Die untenstehende Flurnamenkarte von H. Bachmann (1963/64) ist die vollständigste Erfassung von Flurnamen im Arzler Gebiet, unterscheidet allerdings nicht zwischen Namen, die nur in älterer urkundlicher Überlieferung aufscheinen, und solchen, die noch in Gebrauch sind.
Eine Karte der noch geläufigen Namen ist in Vorbereitung.

Flurkarte nach: Bachmann (1963/64).


DIE FLURNAMEN*

Alte Au (in der alten Au)
Im weiteren Sinne das Gelände zwischen Inn bzw. Haller Straße im Süden und Bahnlinie bzw. dem kleinen Wasserlauf neben dem Moserfeldweg, im engeren nur der Teil östlich des Schusterbergweges. In diesem Bereich ist auch die einheitliche Vermessung auffallend.
Die Au war bis in das späte Mittelalter versumpft und wurde erst danach allmählich trockengelegt und landwirtschaftlich genutzt. Zu den Problemen, die sich aus dem zunehmenden Verkehr ergaben und zur Anlage der Haller Straße führten, vgl. die Geschichte von Arzl im späten Mittelalter und der frühen Neuzeit.

Bartacker
Das mittlerweilen weitestgehend verbaute Gelände zwischen Alois-Schrott-Straße und Zimmeterweg.

Bergbichl
Der Kalvarienberg mit seinen Abhängen - der Namen ist demnach klar.

Bergen (zwischen Bergen)
Die etwas versumpfte Geländemulde südlich zwischen Kalvarienberg und Schusterbichl (Heimgartbichl) - auch hier erklärt die Geländesituation den Namen bestens.


"zwischen Bergen" nach Südosten, links der Abhang des Kalvarienberges
(September 2001)

Burggräben
Der Bereich zwischen Spitzbichl und Scheibenbichl bzw. östlich davon.
Der Namen ist seit dem 18. Jahrhundert nicht mehr geläufig, ist aber für die Frage nach der "Burg", die für Arzl namensgebend gewesen sein könnte, wichtig.
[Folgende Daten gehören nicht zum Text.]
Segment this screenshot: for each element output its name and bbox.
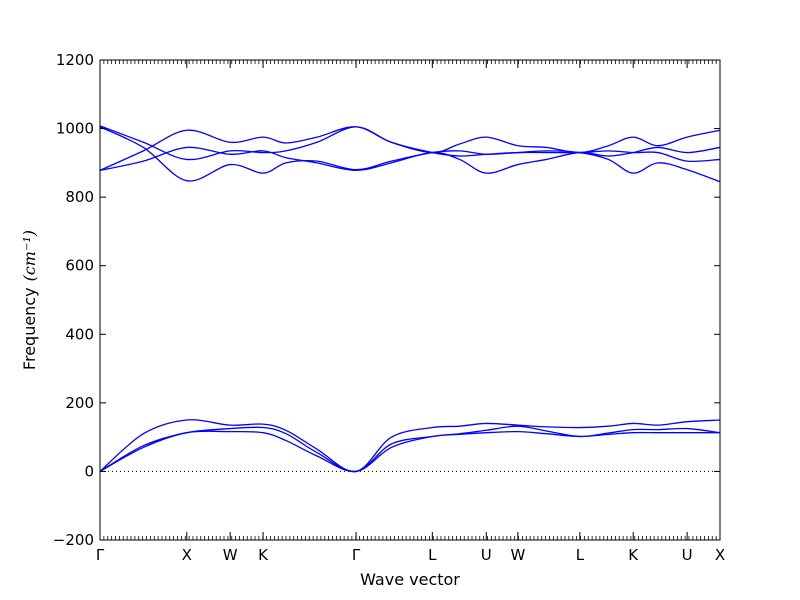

Näheres findet sich im Abschnitt über die Urgeschichte des Arzler Raumes.

Egerdach (im Egerdach)
Der Bereich östlich des Exerzierweges und nördlich der Bahnlinie, im äußersten Südwesten des Arzler Gebietes.

Englizein
Das Tal östlich des Wiedentales bzw. der Rumer Bichl gegen Rum hin; im Norden vom Wald, im Süden vom Canisiusweg begrenzt.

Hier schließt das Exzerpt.